Health insurers continue to say they are struggling to find a financially viable way to participate in the health insurance exchanges established by the Affordable Care Act. The Kaiser Family Foundation’s Larry Levitt recently told The Hill that “Something has to give. Either insurers will drop out or insurers will raise premiums.” Levitt goes on to note that “The industry is clearly setting the stage for bigger premium increases in 2017.” The Obama administration continues to express confidence in the long-term stability in of the health insurance exchanges because of the growth in enrollment.As requests for large premium increases need to be filed soon, expect to see more discussion at the national level about the cost of premiums and the viability of the health insurance markets in the Affordable Care Act. Although state insurance regulators may be reluctant to approve drastic premium increases, they will have to make some allowances to enable health insurance companies to continue operating in the health insurance exchanges. If the health insurance market does indeed begin to stabilize over the long-term, as the administration predicts, the need for premium rate increases should start to decline.
On Monday, the Centers for Medicare and Medicaid Services (CMS) at the Department of Health and Human Services (HHS) launched the Comprehensive Primary Care Plus model.

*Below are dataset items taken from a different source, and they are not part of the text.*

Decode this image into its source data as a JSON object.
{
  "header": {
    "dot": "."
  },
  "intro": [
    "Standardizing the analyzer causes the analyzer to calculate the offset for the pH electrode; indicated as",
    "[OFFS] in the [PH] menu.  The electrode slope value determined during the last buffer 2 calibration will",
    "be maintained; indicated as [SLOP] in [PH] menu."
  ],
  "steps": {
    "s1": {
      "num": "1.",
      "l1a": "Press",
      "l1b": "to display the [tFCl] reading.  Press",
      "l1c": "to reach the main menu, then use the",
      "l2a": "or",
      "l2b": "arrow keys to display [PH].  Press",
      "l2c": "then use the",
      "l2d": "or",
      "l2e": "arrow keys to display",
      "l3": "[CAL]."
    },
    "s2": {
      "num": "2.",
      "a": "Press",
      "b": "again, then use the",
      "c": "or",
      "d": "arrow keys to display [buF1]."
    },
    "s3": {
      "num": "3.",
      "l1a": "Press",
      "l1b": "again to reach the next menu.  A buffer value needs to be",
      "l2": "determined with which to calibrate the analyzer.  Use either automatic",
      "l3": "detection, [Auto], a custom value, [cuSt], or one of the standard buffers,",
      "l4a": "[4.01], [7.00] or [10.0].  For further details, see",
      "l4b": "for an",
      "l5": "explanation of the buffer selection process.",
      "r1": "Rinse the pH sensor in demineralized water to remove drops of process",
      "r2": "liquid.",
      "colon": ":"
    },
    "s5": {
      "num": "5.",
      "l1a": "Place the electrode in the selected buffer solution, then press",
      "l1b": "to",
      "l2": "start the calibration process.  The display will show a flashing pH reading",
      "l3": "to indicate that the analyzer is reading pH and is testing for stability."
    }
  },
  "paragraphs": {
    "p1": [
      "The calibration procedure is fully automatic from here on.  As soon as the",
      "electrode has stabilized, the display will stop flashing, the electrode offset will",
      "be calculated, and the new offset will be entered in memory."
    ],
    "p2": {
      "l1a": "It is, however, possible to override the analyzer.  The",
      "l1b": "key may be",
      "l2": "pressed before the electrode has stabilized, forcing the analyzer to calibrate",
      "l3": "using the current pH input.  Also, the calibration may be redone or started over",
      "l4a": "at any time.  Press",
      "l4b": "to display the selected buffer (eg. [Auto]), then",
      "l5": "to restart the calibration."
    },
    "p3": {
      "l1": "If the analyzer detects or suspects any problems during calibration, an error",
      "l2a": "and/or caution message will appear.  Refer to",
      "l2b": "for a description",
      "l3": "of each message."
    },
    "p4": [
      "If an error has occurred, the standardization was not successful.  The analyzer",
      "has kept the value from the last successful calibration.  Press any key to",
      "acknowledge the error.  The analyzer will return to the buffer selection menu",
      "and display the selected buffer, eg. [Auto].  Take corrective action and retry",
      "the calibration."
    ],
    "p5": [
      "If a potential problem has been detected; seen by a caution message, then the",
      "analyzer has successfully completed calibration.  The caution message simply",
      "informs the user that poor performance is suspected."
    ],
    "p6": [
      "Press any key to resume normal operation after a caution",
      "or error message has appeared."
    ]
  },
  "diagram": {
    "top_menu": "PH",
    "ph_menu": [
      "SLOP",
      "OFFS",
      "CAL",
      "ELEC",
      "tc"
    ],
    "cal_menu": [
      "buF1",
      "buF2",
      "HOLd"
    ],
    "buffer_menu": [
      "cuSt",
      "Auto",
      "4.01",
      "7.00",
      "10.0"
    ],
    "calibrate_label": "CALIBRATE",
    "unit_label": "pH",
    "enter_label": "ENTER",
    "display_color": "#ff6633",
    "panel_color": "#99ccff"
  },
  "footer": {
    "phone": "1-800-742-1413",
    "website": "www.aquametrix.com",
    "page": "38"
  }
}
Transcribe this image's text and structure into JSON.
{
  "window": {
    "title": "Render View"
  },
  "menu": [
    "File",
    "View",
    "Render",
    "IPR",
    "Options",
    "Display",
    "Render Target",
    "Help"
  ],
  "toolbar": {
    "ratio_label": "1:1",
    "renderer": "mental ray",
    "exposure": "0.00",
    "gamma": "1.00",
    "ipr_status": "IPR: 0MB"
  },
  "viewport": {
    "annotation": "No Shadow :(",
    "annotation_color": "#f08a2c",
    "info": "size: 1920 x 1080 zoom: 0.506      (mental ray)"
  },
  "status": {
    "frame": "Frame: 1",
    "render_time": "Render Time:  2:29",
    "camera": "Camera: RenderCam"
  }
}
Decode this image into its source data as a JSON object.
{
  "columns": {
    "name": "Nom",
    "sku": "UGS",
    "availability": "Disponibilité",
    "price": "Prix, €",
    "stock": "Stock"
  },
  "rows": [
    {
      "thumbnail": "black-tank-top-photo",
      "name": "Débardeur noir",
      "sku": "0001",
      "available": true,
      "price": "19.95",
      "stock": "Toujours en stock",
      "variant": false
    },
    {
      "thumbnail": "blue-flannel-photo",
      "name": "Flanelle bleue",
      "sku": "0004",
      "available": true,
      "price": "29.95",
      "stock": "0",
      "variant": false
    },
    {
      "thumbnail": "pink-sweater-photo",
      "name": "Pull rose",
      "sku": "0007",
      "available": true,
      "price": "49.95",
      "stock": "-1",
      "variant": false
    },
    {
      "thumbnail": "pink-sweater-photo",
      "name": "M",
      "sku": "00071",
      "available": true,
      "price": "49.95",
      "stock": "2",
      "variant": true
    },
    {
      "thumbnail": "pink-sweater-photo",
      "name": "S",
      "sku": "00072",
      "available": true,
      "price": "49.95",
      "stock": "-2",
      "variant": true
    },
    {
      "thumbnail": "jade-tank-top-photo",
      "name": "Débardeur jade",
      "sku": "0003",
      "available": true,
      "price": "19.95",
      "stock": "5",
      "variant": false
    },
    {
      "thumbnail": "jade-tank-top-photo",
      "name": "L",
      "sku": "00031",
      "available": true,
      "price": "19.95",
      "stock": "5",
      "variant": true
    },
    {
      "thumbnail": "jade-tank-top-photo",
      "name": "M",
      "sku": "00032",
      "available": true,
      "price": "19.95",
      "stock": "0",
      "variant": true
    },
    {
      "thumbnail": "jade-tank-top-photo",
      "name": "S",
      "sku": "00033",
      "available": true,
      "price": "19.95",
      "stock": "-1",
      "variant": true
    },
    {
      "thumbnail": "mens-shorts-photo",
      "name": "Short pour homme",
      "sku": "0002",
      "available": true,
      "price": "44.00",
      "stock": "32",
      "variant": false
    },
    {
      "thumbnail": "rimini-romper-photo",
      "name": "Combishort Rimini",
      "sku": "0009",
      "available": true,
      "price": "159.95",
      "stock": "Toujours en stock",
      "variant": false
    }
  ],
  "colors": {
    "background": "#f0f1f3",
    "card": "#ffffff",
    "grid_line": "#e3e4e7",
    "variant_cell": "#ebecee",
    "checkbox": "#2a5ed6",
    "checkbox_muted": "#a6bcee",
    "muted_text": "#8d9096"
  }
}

The model is intended to move primary care practices away from the traditional fee-for-service Medicare and Medicaid reimbursement models and toward a system focused more on patient outcomes and management of patient care. The new model builds on a previous initiative launched in 2012 and emphasizes support for patients with chronic disease, preventive care, patient engagement, and coordination with hospitals and other clinicians. According to CMS, the effort will be implemented in 20 regions and can accommodate up to 5,000 practicesThe initiative is being administered through the Center for Medicare and Medicaid Innovation (CMMI) and is part of the delivery reform efforts that were enacted by the Affordable Care Act. Since implementation of the ACA, the administration has launched several such initiatives with the intention of lowering the cost of care, creating better patient outcomes, and transforming the way Medicare and Medicaid pay for care.
On Wednesday, the Government Accountability Office (GAO) released its annual report to Congress on opportunities to reduce duplicative goals and activities within the federal government. The report also identified opportunities to reduce inefficiencies and achieve savings. From the health policy perspective, GAO’s report is interesting because it identifies areas in the Medicare and Medicaid programs where operations could be improved or money could be saved. The proposal that may have the biggest impact on the hill is GAO’s recommendation to equalize Medicare payments for some health care services which currently vary depending on where the service is performed. As an example, GAO points to health care services which can be performed in either physicians’ offices or hospital outpatient departments. Legislation passed into law last year that would equalize payments by reducing reimbursement for services performed in new hospital outpatient departments remains the subject of much lobbying in Congress. GAO’s continued endorsement of lower payments could prove problematic for those seeking changes to the policy.